Há um mês, não havia nada que eu quisesse mais do que receber uma carta do Sebastian. Ele voltou a me escrever, exatamente como eu pedira, no entanto, não consigo deixar de me sentir um tanto decepcionado. Sinto como se tivéssemos voltado ao início de algo. Antes da maldita briga, suas cartas eram mais livres, mais cheias de emoção e doçura. Não digo que há frieza em suas cartas agora, não é isso. Mas a escrita do Sebastian parece mais contida, e ele evita falar sobre como ele se sente... sobre qualquer coisa sobre ele mesmo.

Ela fala sobre tudo e sobre todos, menos sobre ele mesmo.

Eu não havia notado essa mudança em suas primeiras cartas, mas percebo agora. Isso tem me incomodado muito, porque, o que eu esperava era conhecê-lo melhor. Conhecer o Sebastian por trás do aluno. O Sebastian que os outros não conhecem. E tudo o que eu tenho recebido é uma cópia do Sebastian que todos conhecem. Não sei como explicar, mas eu sei que ele é mais do que isso. Mais profundo, mais intenso do que isso... mais apaixonado.

Quando estamos juntos, seus movimentos também parecem controlados. E ontem, eu tive a estranha impressão de que ele possui algum tipo de controle sobre quantas vezes ele pode me olhar nos olhos. Três vezes, durante uma mesma conversa. Depois disso ele evita contato.

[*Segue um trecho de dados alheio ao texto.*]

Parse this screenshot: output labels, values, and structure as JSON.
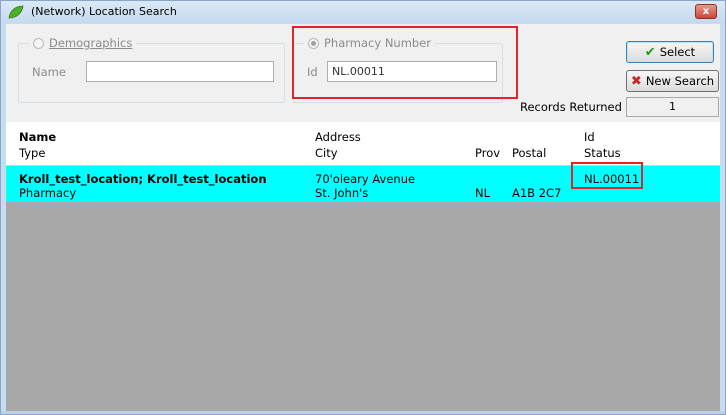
{
  "window": {
    "title": "(Network) Location Search",
    "close_label": "x"
  },
  "demographics": {
    "legend": "Demographics",
    "name_label": "Name",
    "name_value": ""
  },
  "pharmacy": {
    "legend": "Pharmacy Number",
    "id_label": "Id",
    "id_value": "NL.00011"
  },
  "buttons": {
    "select_label": "Select",
    "new_search_label": "New Search"
  },
  "records": {
    "label": "Records Returned",
    "value": "1"
  },
  "columns": {
    "name": "Name",
    "type": "Type",
    "address": "Address",
    "city": "City",
    "prov": "Prov",
    "postal": "Postal",
    "id": "Id",
    "status": "Status"
  },
  "rows": [
    {
      "name": "Kroll_test_location; Kroll_test_location",
      "type": "Pharmacy",
      "address": "70'oleary Avenue",
      "city": "St. John's",
      "prov": "NL",
      "postal": "A1B 2C7",
      "id": "NL.00011",
      "status": ""
    }
  ],
  "colors": {
    "selected_row": "#00ffff",
    "highlight": "#e0242e",
    "empty_area": "#a8a8a8"
  },
  "icons": {
    "app": "leaf-icon",
    "select": "checkmark-icon",
    "new_search": "red-x-icon"
  }
}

Preciso dizer como isso está me deixando louco? Eu não sei o que há de errado com ele, não sei o que devo fazer, ou o que ele espera que eu faça.

Ele sempre me deixava uma flor dentro dos livros que me emprestava. Ele não faz mais isso. Será que perdi sua atenção?

Outro dia perguntei a ele se ele ainda queria me ter como amigo. “Mas é claro, Ciel!” foi a resposta imediata dele. Perguntei, então, porque ele estava agindo diferente, meio distante. Ele se mexeu um pouco, meio constrangido, como se a resposta se revirasse dentro dele como uma cobra mal-humorada; e ele disse:

 – É porque eu quero que continue sendo meu amigo.

Eu definitivamente não entendo a lógica dele.

É estranho estar com ele e sentir essa neblina desconfortável que nos apanha às vezes. Uma hora, estamos bem, como antes, conversando, sorrindo, próximos o suficiente para nos tocarmos, e, de repente, um silêncio o toma, e ele se vai.

Eu queria que...

Não. Eu não tenho recebido a mesma porção dele que os outros recebem, eu tenho recebido menos. Talvez Alois estivesse mesmo errado, porque... Porque se ele estivesse certo, não deveria eu estar recebendo algum tipo de atenção especial?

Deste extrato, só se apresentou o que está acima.